Re: Sammy's diskio routines

From: Thomas Arp (
Date: 04/21/03

From: "Carlos Myers" <farix@CITYNET.NET>
> From: "Torgny Bjers" <artovil@ARCANEREALMS.ORG>
> > On 03-04-21 00.18, "Carlos Myers" <farix@CITYNET.NET> wrote:
> >
> > I am not entirely sure. But could it have to do with porting to Windows?
> > think that some of the diskio routines don't work straight out of the
> > for Windows, but maybe that's not it. Just a shot in the dark.
> Sammy's original diskio routines didn't work straight out of the box for
> Windows, and I believe several other platforms.  So that couldn't have
> the reason.
I think Sammy gives the answer himself:
 diskio.c Fast file buffering

 (C) Copyright 1998 by Brian Boyle

 Version 1.3

As opposed to the stock code's use of fopen(), fclose(), fgets() etc.,
which first opens a file, then reads small chunks, processes each chunk,
then closes the file, Sammys code loads the whole file to memory on
fbopen(), then makes alterations in memory (reads/writes/appends), and
writes the whole file on fbclose().

Due to the way computers - and especially harddrives[1] - work, it is
considerably faster to avoid reading from the same file multiple
times.
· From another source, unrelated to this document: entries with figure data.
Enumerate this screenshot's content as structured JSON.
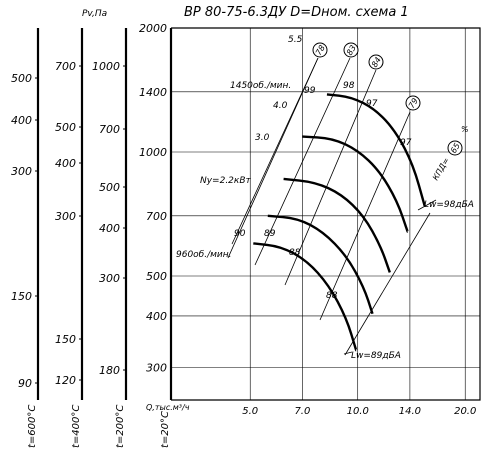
{
  "chart_data": {
    "type": "line",
    "title": "ВР 80-75-6.3ДУ D=Dном. схема 1",
    "xlabel": "Q,тыс.м³/ч",
    "ylabel": "Pv,Па",
    "x_ticks": [
      "5.0",
      "7.0",
      "10.0",
      "14.0",
      "20.0"
    ],
    "y_ticks": [
      "300",
      "400",
      "500",
      "700",
      "1000",
      "1400",
      "2000"
    ],
    "x_range": [
      3.0,
      22.0
    ],
    "y_range": [
      250,
      2000
    ],
    "scale": "log-log",
    "grid": true,
    "density_scales": [
      {
        "label": "t=600°C",
        "ticks": [
          "500",
          "400",
          "300",
          "150",
          "90"
        ]
      },
      {
        "label": "t=400°C",
        "ticks": [
          "700",
          "500",
          "400",
          "300",
          "150",
          "120"
        ]
      },
      {
        "label": "t=200°C",
        "ticks": [
          "1000",
          "700",
          "500",
          "400",
          "300",
          "180"
        ]
      },
      {
        "label": "t=20°C",
        "ticks": []
      }
    ],
    "speed_curves": [
      {
        "name": "1450об./мин.",
        "points": [
          [
            8.2,
            1380
          ],
          [
            9.6,
            1360
          ],
          [
            11.2,
            1270
          ],
          [
            12.8,
            1120
          ],
          [
            14.3,
            930
          ],
          [
            15.4,
            740
          ]
        ]
      },
      {
        "name": "",
        "points": [
          [
            7.0,
            1090
          ],
          [
            8.5,
            1080
          ],
          [
            10.0,
            1010
          ],
          [
            11.5,
            900
          ],
          [
            12.9,
            760
          ],
          [
            13.8,
            640
          ]
        ]
      },
      {
        "name": "",
        "points": [
          [
            6.2,
            860
          ],
          [
            7.6,
            845
          ],
          [
            9.0,
            790
          ],
          [
            10.4,
            700
          ],
          [
            11.6,
            590
          ],
          [
            12.3,
            510
          ]
        ]
      },
      {
        "name": "",
        "points": [
          [
            5.6,
            700
          ],
          [
            6.8,
            690
          ],
          [
            8.0,
            640
          ],
          [
            9.3,
            560
          ],
          [
            10.4,
            470
          ],
          [
            11.0,
            405
          ]
        ]
      },
      {
        "name": "960об./мин.",
        "points": [
          [
            5.1,
            600
          ],
          [
            6.1,
            590
          ],
          [
            7.2,
            545
          ],
          [
            8.3,
            475
          ],
          [
            9.3,
            395
          ],
          [
            9.9,
            330
          ]
        ]
      }
    ],
    "annotations": {
      "power": [
        "5.5",
        "4.0",
        "3.0",
        "Ny=2.2кВт"
      ],
      "efficiency": [
        "90",
        "89",
        "88",
        "88",
        "99",
        "98",
        "97",
        "97"
      ],
      "efficiency_circled": [
        "78",
        "83",
        "84",
        "79",
        "65"
      ],
      "efficiency_axis": "КПД=",
      "noise": [
        "Lw=98дБА",
        "Lw=89дБА"
      ]
    }
  }
}
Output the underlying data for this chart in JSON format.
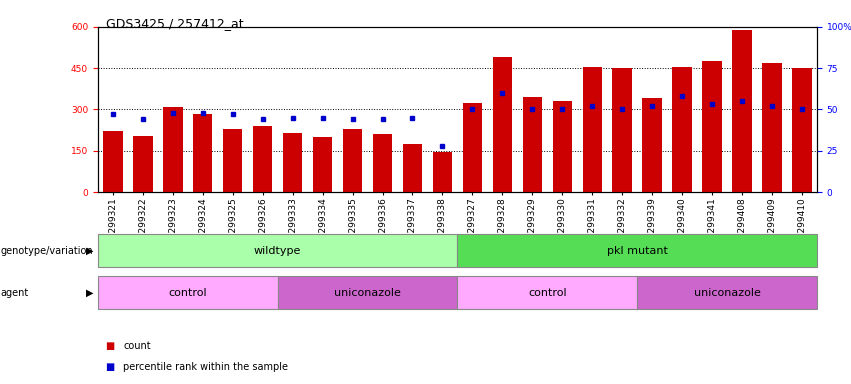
{
  "title": "GDS3425 / 257412_at",
  "samples": [
    "GSM299321",
    "GSM299322",
    "GSM299323",
    "GSM299324",
    "GSM299325",
    "GSM299326",
    "GSM299333",
    "GSM299334",
    "GSM299335",
    "GSM299336",
    "GSM299337",
    "GSM299338",
    "GSM299327",
    "GSM299328",
    "GSM299329",
    "GSM299330",
    "GSM299331",
    "GSM299332",
    "GSM299339",
    "GSM299340",
    "GSM299341",
    "GSM299408",
    "GSM299409",
    "GSM299410"
  ],
  "counts": [
    220,
    205,
    310,
    285,
    230,
    240,
    215,
    200,
    230,
    210,
    175,
    145,
    325,
    490,
    345,
    330,
    455,
    450,
    340,
    455,
    475,
    590,
    470,
    450
  ],
  "percentile_ranks": [
    47,
    44,
    48,
    48,
    47,
    44,
    45,
    45,
    44,
    44,
    45,
    28,
    50,
    60,
    50,
    50,
    52,
    50,
    52,
    58,
    53,
    55,
    52,
    50
  ],
  "ylim_left": [
    0,
    600
  ],
  "ylim_right": [
    0,
    100
  ],
  "yticks_left": [
    0,
    150,
    300,
    450,
    600
  ],
  "yticks_right": [
    0,
    25,
    50,
    75,
    100
  ],
  "bar_color": "#cc0000",
  "dot_color": "#0000cc",
  "genotype_groups": [
    {
      "label": "wildtype",
      "start": 0,
      "end": 12,
      "color": "#aaffaa"
    },
    {
      "label": "pkl mutant",
      "start": 12,
      "end": 24,
      "color": "#55dd55"
    }
  ],
  "agent_groups": [
    {
      "label": "control",
      "start": 0,
      "end": 6,
      "color": "#ffaaff"
    },
    {
      "label": "uniconazole",
      "start": 6,
      "end": 12,
      "color": "#cc66cc"
    },
    {
      "label": "control",
      "start": 12,
      "end": 18,
      "color": "#ffaaff"
    },
    {
      "label": "uniconazole",
      "start": 18,
      "end": 24,
      "color": "#cc66cc"
    }
  ],
  "legend_items": [
    {
      "label": "count",
      "color": "#cc0000"
    },
    {
      "label": "percentile rank within the sample",
      "color": "#0000cc"
    }
  ],
  "bar_width": 0.65,
  "background_color": "#ffffff",
  "plot_bg_color": "#ffffff",
  "title_fontsize": 9,
  "tick_fontsize": 6.5,
  "label_fontsize": 8,
  "band_fontsize": 8
}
This is even more true on OS'es as complex as *nix and windows,
since these might allow other processes access to the disk in between
reads, making access time even slower.

These routines deserve a wider audience, if you ask me.


[1] Access times on large (new) drives are in the area
    of 5-15 milliseconds(average 8,5). On a multitasking
    computer, it is not rare for a couple of hundred processes
    to be running at the same time, or rather, in fast sequence,
    each getting a small portion of the cpu time. If one of these
    processes needs diskaccess, it connects through the proper
    interface, which then looks up the relevant part of the disk.
    This process takes the above 8,5 ms. If another process then
    wants diskaccess, the interface will have to find back to the
    place currently being read from, next time around, again using
    8,5 ms to find it.
    Luckily the makers of harddrives have realised that this is a
    terrible waste of time, and so have included built-in caches
    on the harddrives themselves, guessing what you might want to
    read next, and storing it in a small, fast memory, typically
    either 2 or 8 MB, the larger the disk, the larger the cache.
    So now you're thinking, ok, so the harddrive manufacturers
    have dealt with the issue, so I don't have to bother, right?
    Wrong! Even the best cache can only guess at the next part
    you want to read. If you code using internal file buffers,
    the cache can guess whatever it likes, it doesn't matter. You
    have made sure that regardless if there are 100 other programs
    wanting access to the harddrive, you're not in line anymore.
    After all, you're a better guesser than the cache, since you
    _know_ what you'll be reading next.
    All that accomplished by a small diskio library. Kudos to Sammy.
    Oh, you already knew that? Sorry, didn't mean to sound patronizing.